Perched atop a picturesque hillside at the edge of the Bouldin Creek neighborhood with an impressive view of the downtown skyline just north across the river, this site’s development hasn’t come easy, and that’s putting it lightly — but with national multifamily outfit Greystar Real Estate Partners at the wheel, this 74-unit apartment community could make its previously reported opening date by the end of 2021.
A video showing progress on the 1155 Barton Springs project’s exterior from construction firm Galindo & Boyd Wall Systems, working on the building alongside general contractors Linbeck Group.
The 1155 building reaches a maximum height of eight floors, with its design from Houston studio Meeks + Partners and local landscape architecture firm TBG Partners accommodating the fairly steep grade of its odd hillside location to create a structure far more interesting than the typical “one-plus-five” apartment style we see so often all over Austin.
Though pre-leasing for the community hasn’t kicked off just yet, its site is now live — and it’s there you’ll find an excellent 3D tour of its interior spaces, including two-bedroom and penthouse model units along with various resident amenities like a rooftop lounge taking full advantage of its hillside skyline views.
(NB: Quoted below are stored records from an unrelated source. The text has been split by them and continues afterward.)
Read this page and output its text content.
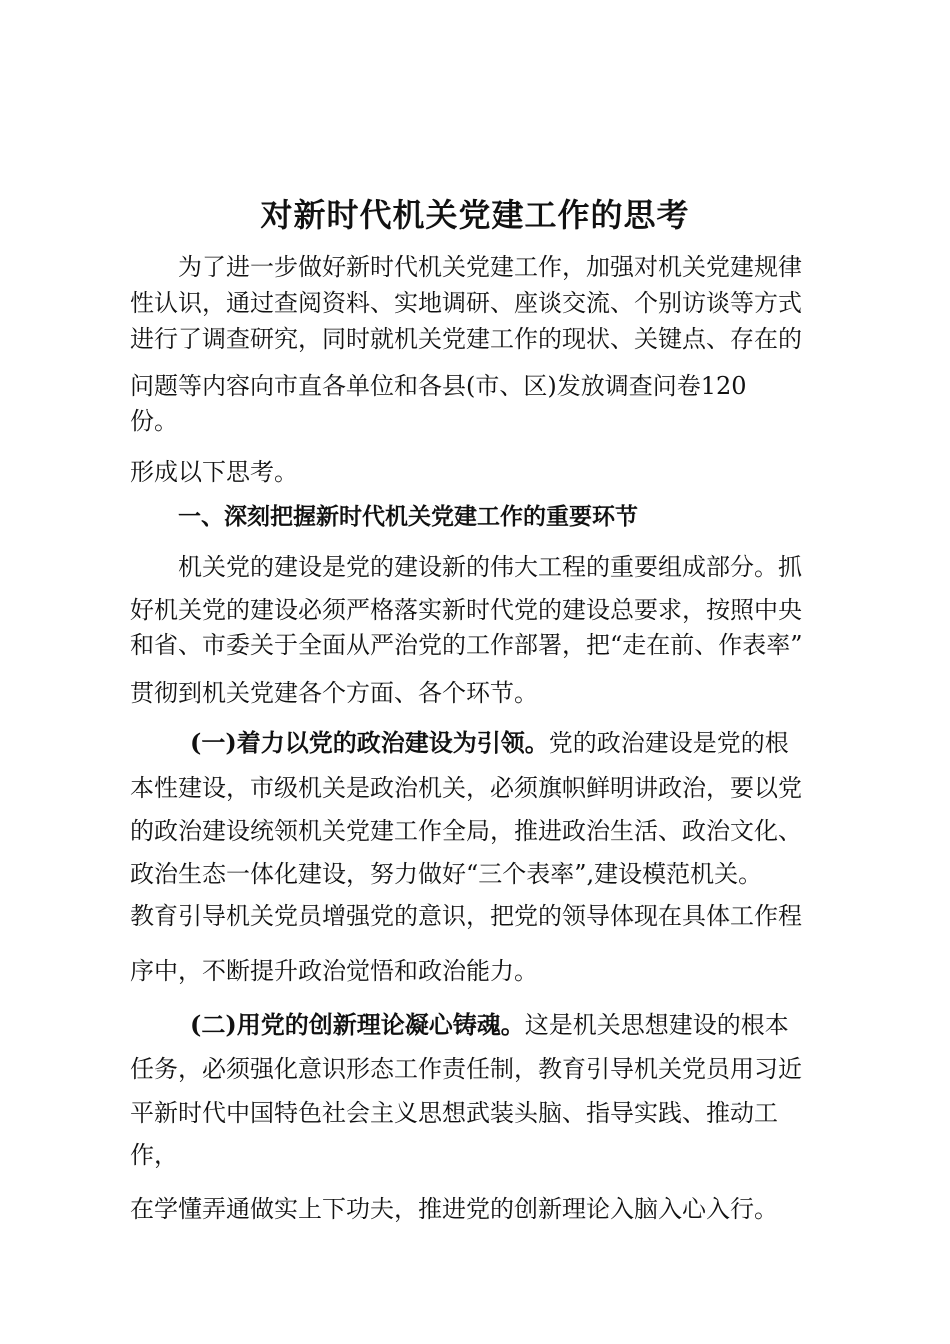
对新时代机关党建工作的思考

为了进一步做好新时代机关党建工作，加强对机关党建规律

性认识，通过查阅资料、实地调研、座谈交流、个别访谈等方式

进行了调查研究，同时就机关党建工作的现状、关键点、存在的

问题等内容向市直各单位和各县(市、区)发放调查问卷120

份。

形成以下思考。

一、深刻把握新时代机关党建工作的重要环节

机关党的建设是党的建设新的伟大工程的重要组成部分。抓

好机关党的建设必须严格落实新时代党的建设总要求，按照中央

和省、市委关于全面从严治党的工作部署，把“走在前、作表率”

贯彻到机关党建各个方面、各个环节。

(一)着力以党的政治建设为引领。党的政治建设是党的根

本性建设，市级机关是政治机关，必须旗帜鲜明讲政治，要以党

的政治建设统领机关党建工作全局，推进政治生活、政治文化、

政治生态一体化建设，努力做好“三个表率”,建设模范机关。

教育引导机关党员增强党的意识，把党的领导体现在具体工作程

序中，不断提升政治觉悟和政治能力。

(二)用党的创新理论凝心铸魂。这是机关思想建设的根本

任务，必须强化意识形态工作责任制，教育引导机关党员用习近

平新时代中国特色社会主义思想武装头脑、指导实践、推动工

作，

在学懂弄通做实上下功夫，推进党的创新理论入脑入心入行。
We’ve embedded the whole shebang down below just to save you a click:
This hillside, located at the southwest corner of Barton Springs and Dawson Roads, hasn’t seen much action for decades outside of serving as an overflow parking lot for El Alma just across the street — but the 1155 property was once home to a swinging club on stilts called Mackedrick’s Treehouse, which opened in 1978 featuring nightly live music and a rate of cocaine consumption that has been anecdotally described to me by former patrons as average by 1970s standards, which is to say quite a lot.
Despite its popularity in the late ’70s, Mackedrick’s closed in 1983, the building enduring a string of rebrandings as different clubs and music venues and reopening as simply “The Treehouse” in 1985 until a quick 1986 bankruptcy. The space was empty from the end of the 1980s all the way to its 2014 demolition — in expectation of a development that ultimately wouldn’t happen for many more years.
The mediocre success rate of this site as both a business and a real estate development led us to declare it one of the unluckiest addresses in the central city, but with the project seemingly finally making it to the real world — in the midst of a pandemic, no less — it appears we’ll have to reevaluate that ranking and find a new example of local bad luck. 300 Colorado has had a few problems lately.